If you donate these appreciated securities to a registered charity, you do not have to pay tax on ANY of your capital gains for the securities donated.
So as well as getting a tax receipt for the full amount you donate, you ALSO reduce your taxes by not having to pay tax on any capital gain for securities donated.
This can amount to a significant tax savings!
See the example below.
Donating stock instead of cash gives you a chance to review and update your portfolio, reducing the capital gains held, which in turn will reduce future tax owing.
You’ll also be able to have a bigger impact on land conservation with the Nature Trust if you donate the additional tax savings from a stock donation.
As well, donating securities is easy to do.

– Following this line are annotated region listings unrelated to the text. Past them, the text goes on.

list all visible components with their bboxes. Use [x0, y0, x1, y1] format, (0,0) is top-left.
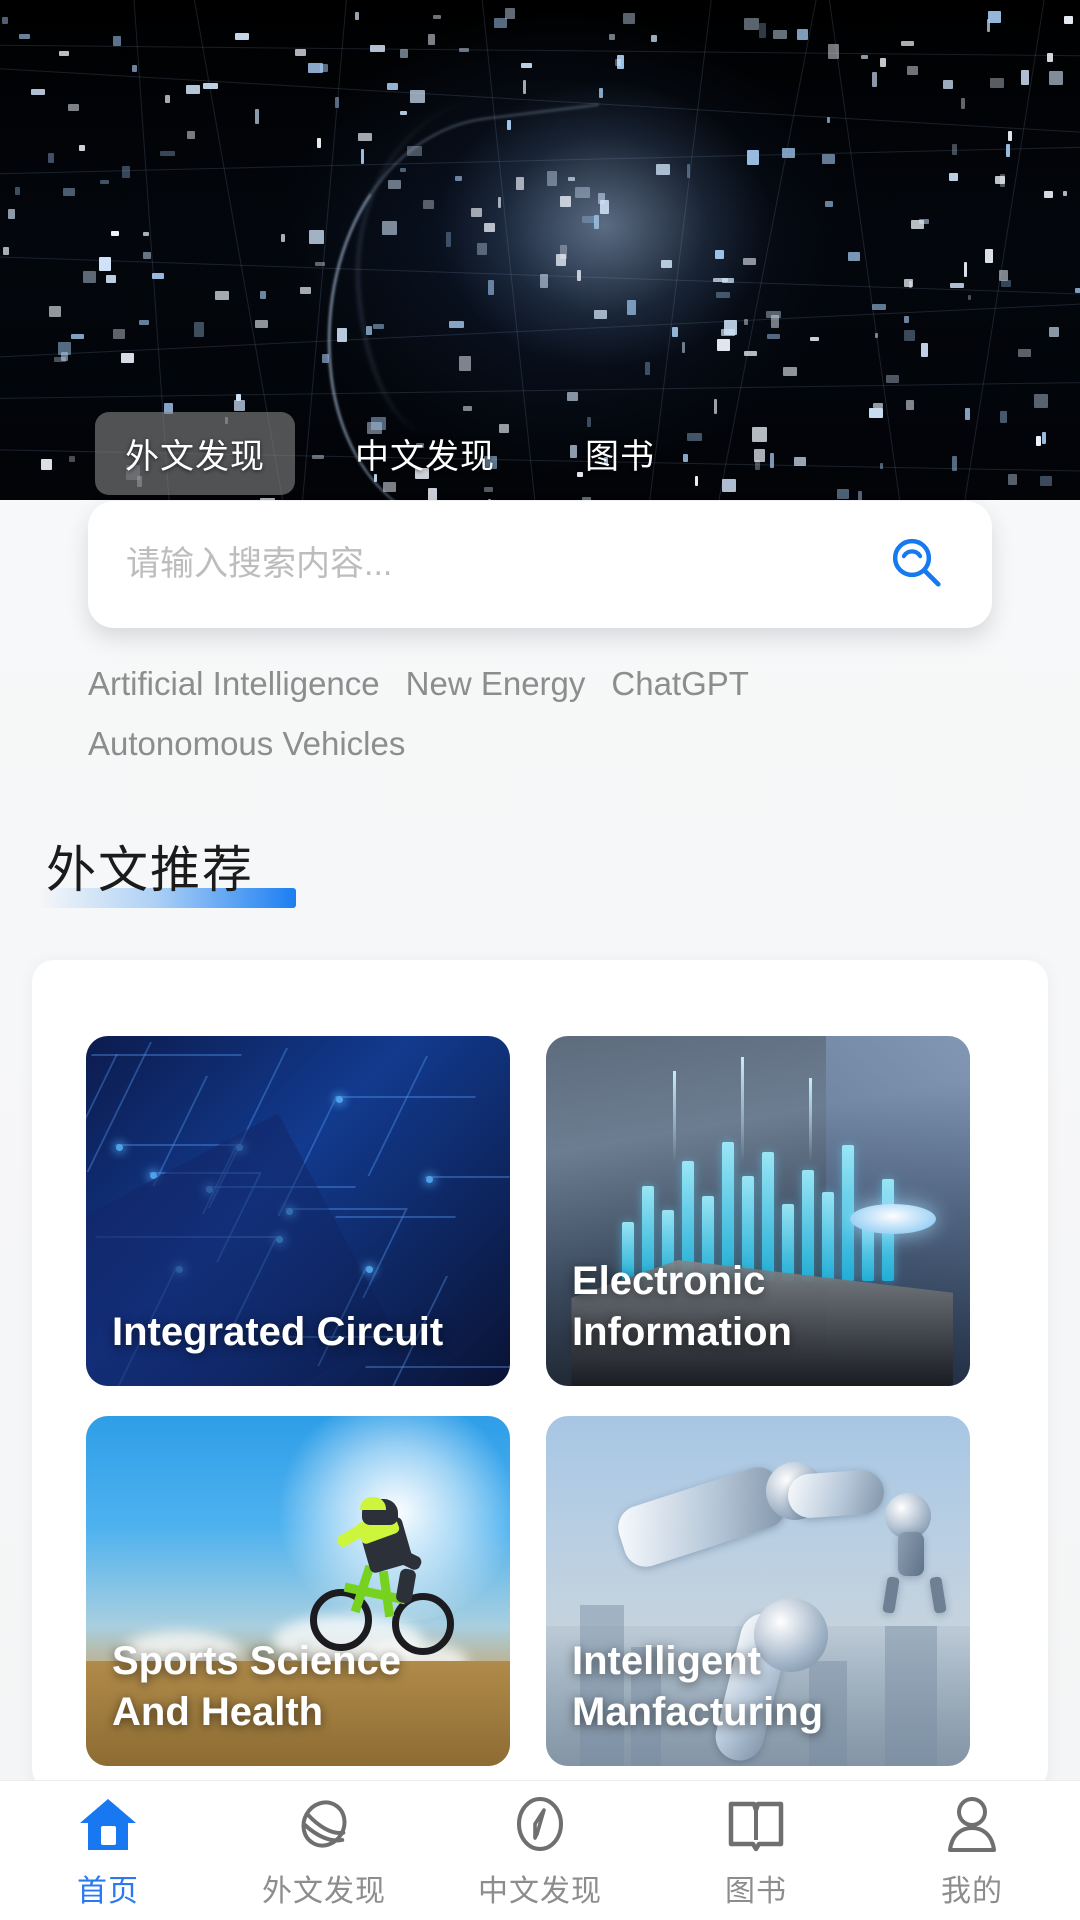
search-icon — [887, 533, 947, 596]
keyword-new-energy[interactable]: New Energy — [406, 654, 586, 714]
tab-foreign-discovery[interactable]: 外文发现 — [95, 411, 295, 495]
keyword-autonomous-vehicles[interactable]: Autonomous Vehicles — [88, 714, 405, 774]
nav-item-books[interactable]: 图书 — [648, 1781, 864, 1920]
nav-item-profile[interactable]: 我的 — [864, 1781, 1080, 1920]
chart-spike — [741, 1057, 745, 1162]
keyword-chatgpt[interactable]: ChatGPT — [611, 654, 749, 714]
nav-item-home[interactable]: 首页 — [0, 1781, 216, 1920]
planet-icon — [294, 1792, 354, 1854]
search-button[interactable] — [882, 530, 952, 600]
home-icon — [78, 1792, 138, 1854]
nav-label: 我的 — [941, 1874, 1003, 1908]
card-label: Sports Science And Health — [112, 1638, 402, 1734]
search-input[interactable] — [126, 545, 882, 584]
card-label: Integrated Circuit — [112, 1309, 444, 1354]
nav-label: 外文发现 — [262, 1874, 386, 1908]
tab-chinese-discovery[interactable]: 中文发现 — [325, 412, 525, 495]
compass-icon — [510, 1792, 570, 1854]
keyword-artificial-intelligence[interactable]: Artificial Intelligence — [88, 654, 380, 714]
section-header: 外文推荐 — [38, 830, 296, 908]
nav-label: 图书 — [725, 1874, 787, 1908]
card-label: Electronic Information — [572, 1258, 792, 1354]
book-icon — [726, 1792, 786, 1854]
nav-label: 首页 — [77, 1874, 139, 1908]
card-integrated-circuit[interactable]: Integrated Circuit — [86, 1036, 510, 1386]
chart-spike — [673, 1071, 677, 1162]
tab-books[interactable]: 图书 — [555, 412, 685, 495]
card-sports-science-health[interactable]: Sports Science And Health — [86, 1416, 510, 1766]
bottom-navigation: 首页 外文发现 中文发现 图书 我的 — [0, 1780, 1080, 1920]
section-title: 外文推荐 — [46, 841, 254, 899]
nav-item-foreign-discovery[interactable]: 外文发现 — [216, 1781, 432, 1920]
recommendation-grid: Integrated Circuit Electronic Informatio… — [86, 1036, 994, 1766]
person-icon — [942, 1792, 1002, 1854]
card-label: Intelligent Manfacturing — [572, 1638, 824, 1734]
top-tab-bar: 外文发现 中文发现 图书 — [0, 411, 1080, 495]
card-intelligent-manufacturing[interactable]: Intelligent Manfacturing — [546, 1416, 970, 1766]
hologram-disc — [850, 1204, 937, 1234]
search-bar[interactable] — [88, 501, 992, 628]
hot-keywords: Artificial Intelligence New Energy ChatG… — [88, 654, 988, 774]
nav-item-chinese-discovery[interactable]: 中文发现 — [432, 1781, 648, 1920]
chart-spike — [808, 1078, 812, 1162]
card-electronic-information[interactable]: Electronic Information — [546, 1036, 970, 1386]
nav-label: 中文发现 — [478, 1874, 602, 1908]
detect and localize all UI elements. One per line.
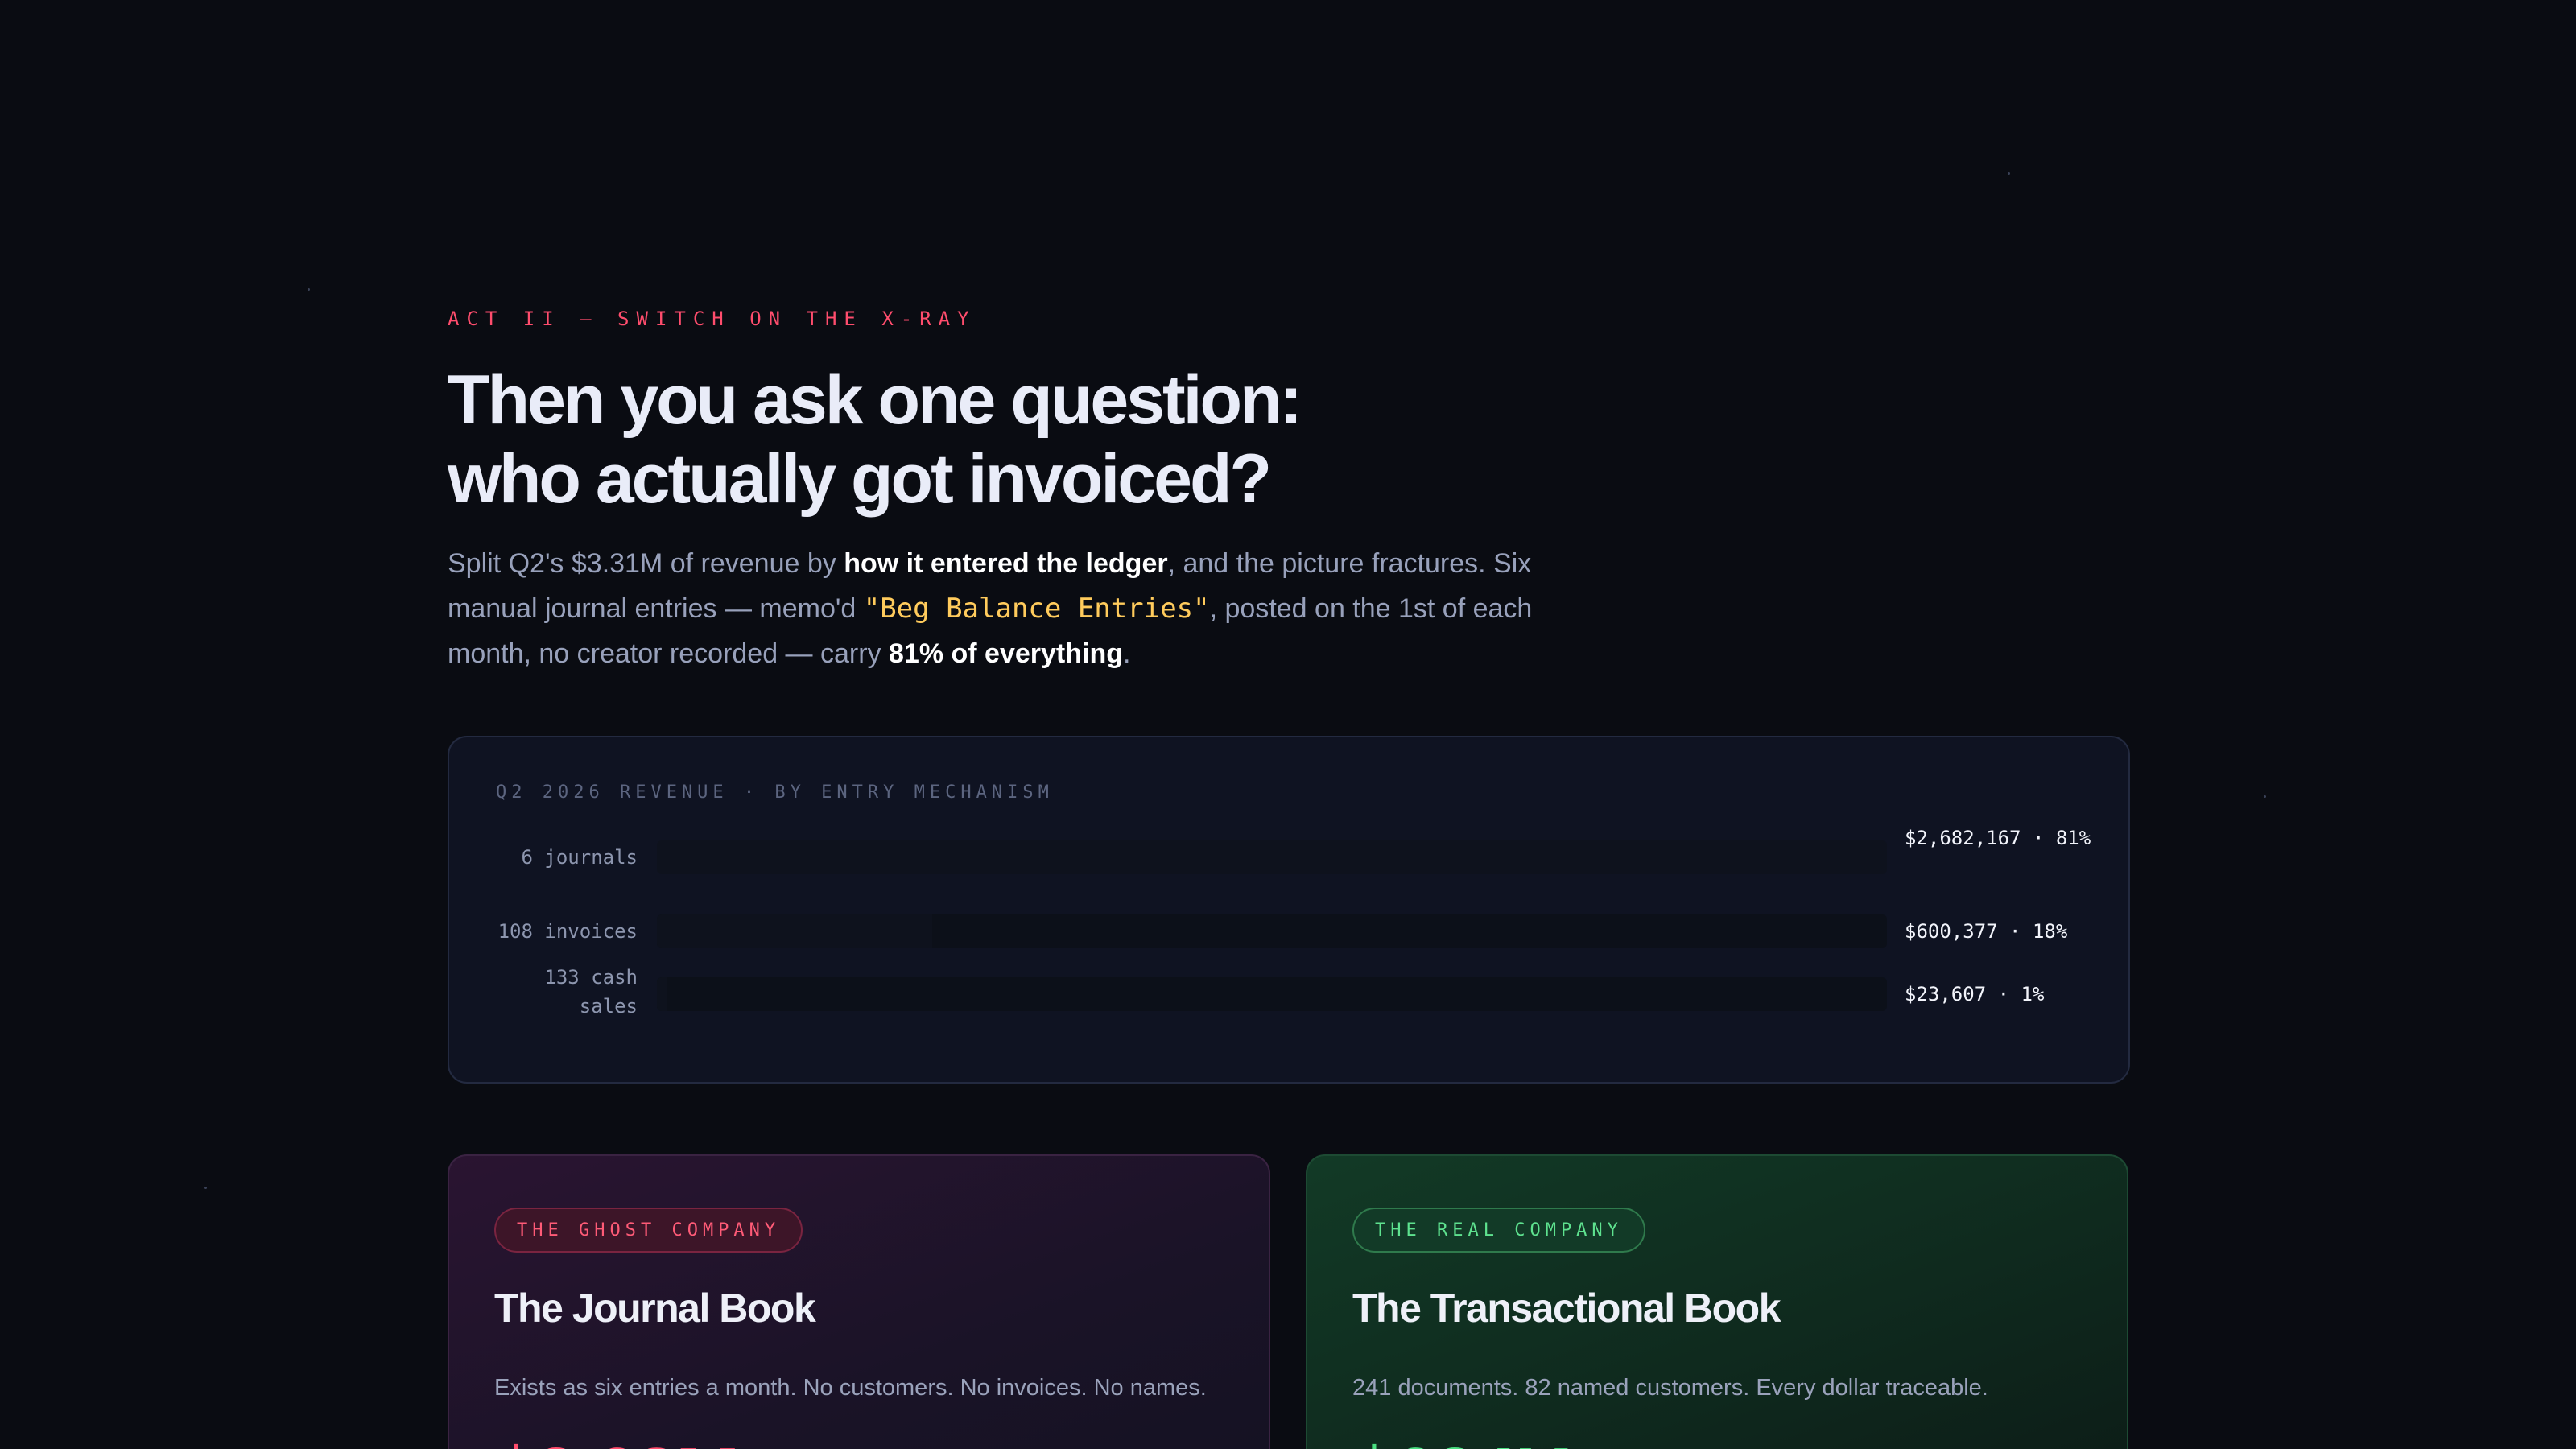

Just download this form, and complete it as instructed. Give a copy to the Nature Trust and a copy to your Investment Company or Broker or Financial Advisor and we do the rest! Most companies do not charge you for making an in-kind stock donation, so it is even cheaper than writing a cheque! (Check with your own broker/company to make sure.)
A Few Things to Keep in Mind
To take advantage of these benefits, security donations must be made “in-kind” meaning that the security is transferred directly to the Nature Trust — NOT cashed in first.
Security donations take longer to process than regular donations. This is especially important to keep in mind at year end. A security donation initiated in December 2020 but not received by us until January 2021 can ONLY be counted as a gift for the 2021 tax year. With holiday closures, an end of year gift can take even longer to process than usual, so please make sure you initiate your transfer early enough in the year if it is important for you to have a tax receipt for 2020.
The Federal Government has implemented these tax laws to help you donate to charity. The laws are designed to make it advantageous to donate securities instead of cash. “Ottawa’s rules are stretching clients’ donation dollars,” says Keith MacIntyre, a chartered accountant and partner at Grant Thornton LLP in Halifax.
For more information about donating securities, please contact Barbara Haley, Philanthropy Director at Barbara@nsnt.ca or at (902) 579-9977.
 All of these advantages refer to securities that are held outside of a registered account. (Capital gains within a registered account are already sheltered from tax and it is only when you make withdrawals from this account will tax issues come into play.)